Tandis que leur volume ne cesse de grandir au sein des entreprises, quelles solutions sont mises en œuvre par les spécialistes en charge des données ? Quel est leur niveau d’usage de l’IA dans cette gestion complexe ? Quelles sont leurs attentes et les freins qu’ils rencontrent ?

Golem.ai, startup spécialisée en Intelligence Artificielle linguistique au service des métiers, a mené une enquête auprès de 102 responsables français (CDO, CIO et Data Analysts) avec le cabinet Spoking Polls. Plus d’un CDO sur deux ne dispose pas des capacités techniques pour exploiter des données non structurées. Constat : Plus d’un CDO sur deux ne dispose pas des capacités techniques pour exploiter des données non structurées.

Le rôle clé du CDO

Au sein des entreprises, 92% des CDO (Chief Data Officer) sont en charge de la gestion des données, tandis qu’elle est confiée à 66% à des CIO (Chief Information Officer).

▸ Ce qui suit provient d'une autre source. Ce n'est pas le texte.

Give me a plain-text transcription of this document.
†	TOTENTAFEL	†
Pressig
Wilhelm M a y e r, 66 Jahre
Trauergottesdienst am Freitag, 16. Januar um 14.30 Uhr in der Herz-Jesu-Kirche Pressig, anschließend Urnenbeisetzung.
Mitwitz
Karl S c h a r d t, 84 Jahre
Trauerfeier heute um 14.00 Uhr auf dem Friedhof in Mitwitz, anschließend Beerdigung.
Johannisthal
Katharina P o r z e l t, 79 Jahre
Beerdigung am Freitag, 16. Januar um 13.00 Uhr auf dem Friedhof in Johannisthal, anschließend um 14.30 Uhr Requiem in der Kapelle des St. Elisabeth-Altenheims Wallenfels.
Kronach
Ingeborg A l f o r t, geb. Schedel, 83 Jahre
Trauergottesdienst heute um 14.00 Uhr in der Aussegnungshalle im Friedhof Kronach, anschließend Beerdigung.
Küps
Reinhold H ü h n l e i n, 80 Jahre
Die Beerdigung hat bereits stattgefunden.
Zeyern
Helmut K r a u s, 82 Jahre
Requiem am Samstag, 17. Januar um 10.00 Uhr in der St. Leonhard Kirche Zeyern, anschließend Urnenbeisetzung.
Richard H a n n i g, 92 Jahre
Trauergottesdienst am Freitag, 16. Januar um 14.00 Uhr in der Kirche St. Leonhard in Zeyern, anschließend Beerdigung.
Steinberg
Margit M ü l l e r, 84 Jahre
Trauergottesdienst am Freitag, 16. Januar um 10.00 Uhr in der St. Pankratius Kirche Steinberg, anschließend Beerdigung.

Quelle que soit leur fonction, leur autonomie budgétaire pour déployer des projets d’IA est limitée. Seuls 3% d’entre eux sont libres et disposent d’un budget dédié à l’IA. 68% sont soumis à l’approbation d’un processus budgétaire annuel et 30% passent par le processus des achats.

La motivation première des CDO/CIO à la mise en œuvre de l’IA est de gagner en productivité sur des tâches précises pour 45%. Vient ensuite l’automatisation des process à 26%.

Selon eux, les équipes métiers doivent retirer 3 principaux bénéfices de l’usage de l’IA dans le traitement des données : des pistes de réflexion pour innover à 68%, des gains de productivité à 65%, un outil d’analyse pour optimiser les process à 48%.

À l’inverse, pour 48% des répondants, le principal frein à l’adoption d’une solution d’IA est son coût.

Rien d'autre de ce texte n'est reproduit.